Konsep Negara hukum formil, dimana terjadi pemisahan yang ketat diantara lembaga penyelenggara (Eksekutif, Legislatif dan Yudikatif), pada kenyataannya banyak merugikan kepentingan rakyat, karena pada kenyataannya pemerintahan lebih banyak bersikap menunggu/pasif. Tidak adanya kebebasan eksekutif dalam mengimplementasikan kewenangan (sebagai pelaksana undang-undang murni), pada kenyataannya banyak menimbulkan masalah-masalah baru yang penyelesaiannya lambat. Oleh sebab itu kita tidak menganut paham Negara hukum formil. Ketiga poros kekuasaan mempunyai fungsi yang tidak limitatif. Praktek pembatasan diantara ketiga lembaga tersebut secara tegas telah terbukti membawa stagnasi dalam pembangunan hukum kita.
Meskipun tidak sepenuhnya menganut paham Negara hukum dari Eropa Kontinental, karena warisan sistem hukum Belanda, Indonesia menerima dan melembagakan adanya Pengadilan Tata Usaha Negara di dalam sistem peradilannya. Sementara itu penggunaan istilah rechsstaat dihapus dari UUD Tahun 1945 sejalan dengan peniadaan Penjelasan UUD Tahun 1945. Istilah resmi yang dipakai sekarang adalah “negara hukum” seperti yang tercantum dalan ketentuan Pasal 1 ayat (3) UUD Tahun 1945 hasil perubahan yang menyerap substansi rechsstaat dan the rule of law sekaligus. Unsur konsepsi Negara hukum yang berasal dari tradisi Anglo Saxon (the rule of law) di dalam UUD Tahun 1945 terlihat dari bunyi Pasal 27 ayat (1) yang menegaskan “ Segala warga negara bersamaan kedudukannya di dalam hukum dan pemerintahan dan wajib menjunjung hukum dan pemerintahan itu dengan tidak ada kecualinya.”
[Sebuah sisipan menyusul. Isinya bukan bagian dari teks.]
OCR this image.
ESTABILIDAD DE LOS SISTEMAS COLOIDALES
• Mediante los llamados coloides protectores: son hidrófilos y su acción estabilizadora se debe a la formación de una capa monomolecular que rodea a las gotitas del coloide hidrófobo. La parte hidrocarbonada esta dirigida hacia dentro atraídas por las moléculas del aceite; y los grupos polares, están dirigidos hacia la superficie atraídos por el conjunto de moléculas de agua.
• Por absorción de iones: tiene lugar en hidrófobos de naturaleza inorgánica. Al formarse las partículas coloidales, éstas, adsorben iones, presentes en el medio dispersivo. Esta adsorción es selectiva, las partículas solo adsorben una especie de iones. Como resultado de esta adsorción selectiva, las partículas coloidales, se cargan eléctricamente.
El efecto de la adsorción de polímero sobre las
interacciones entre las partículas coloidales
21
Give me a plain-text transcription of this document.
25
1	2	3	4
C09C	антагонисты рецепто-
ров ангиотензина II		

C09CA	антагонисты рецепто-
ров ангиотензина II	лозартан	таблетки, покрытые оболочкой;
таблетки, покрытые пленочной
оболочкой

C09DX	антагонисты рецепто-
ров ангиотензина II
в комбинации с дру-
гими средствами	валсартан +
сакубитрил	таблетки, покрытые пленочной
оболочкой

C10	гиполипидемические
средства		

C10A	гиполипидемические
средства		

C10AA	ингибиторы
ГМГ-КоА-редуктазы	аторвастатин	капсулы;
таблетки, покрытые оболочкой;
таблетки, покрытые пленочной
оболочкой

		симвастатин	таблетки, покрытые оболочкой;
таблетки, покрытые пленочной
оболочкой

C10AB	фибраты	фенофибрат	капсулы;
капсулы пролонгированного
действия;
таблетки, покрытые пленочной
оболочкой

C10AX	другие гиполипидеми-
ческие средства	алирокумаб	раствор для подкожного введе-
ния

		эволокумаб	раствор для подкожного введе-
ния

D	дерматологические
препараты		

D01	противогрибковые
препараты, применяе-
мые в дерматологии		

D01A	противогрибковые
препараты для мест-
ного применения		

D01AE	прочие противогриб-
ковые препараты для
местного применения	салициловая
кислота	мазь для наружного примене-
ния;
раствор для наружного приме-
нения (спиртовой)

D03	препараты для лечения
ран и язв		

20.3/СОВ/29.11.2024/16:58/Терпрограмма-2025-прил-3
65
Konsekwensi ketentuan itu adalah bahwa setiap sikap, kebijakan, dan perilaku alat Negara dan penduduk (warga Negara dan orang asing) harus berdasarkan hukum. Ketentuan itu sekaligus dimaksudkan untuk mencegah terjadinya kesewenang-wenangan dan arogansi kekuasaan, baik yang dilakukan oleh alat Negara maupun oleh penduduk.
Pahan Negara hukum sebagaimana dimaksud dalam ketentuan Pasal 1 ayat (3) terkait erat dengan Negara kesejahteraan (welfare state) atau paham Negara hukum materiil sesuai dengan bunyi alinea keempat Pembukaaan UUD Tahun 1945. Pelaksanaan paham Negara hukum materiil akan mendukung dan mempercepat terwujudnya Negara kesejahteraan di Indonesia.
Negara Indonesia sebagai Negara kesejahteraan, berarti terdapat tanggung jawab Negara untuk mengembangkan kebijakan Negara di berbagai bidang kesejahteraan serta meningkatkan kualitas pelayanan umum (public services) yang baik, melalui penyediaan berbagai fasilitas yang diperlukan oleh masyarakat.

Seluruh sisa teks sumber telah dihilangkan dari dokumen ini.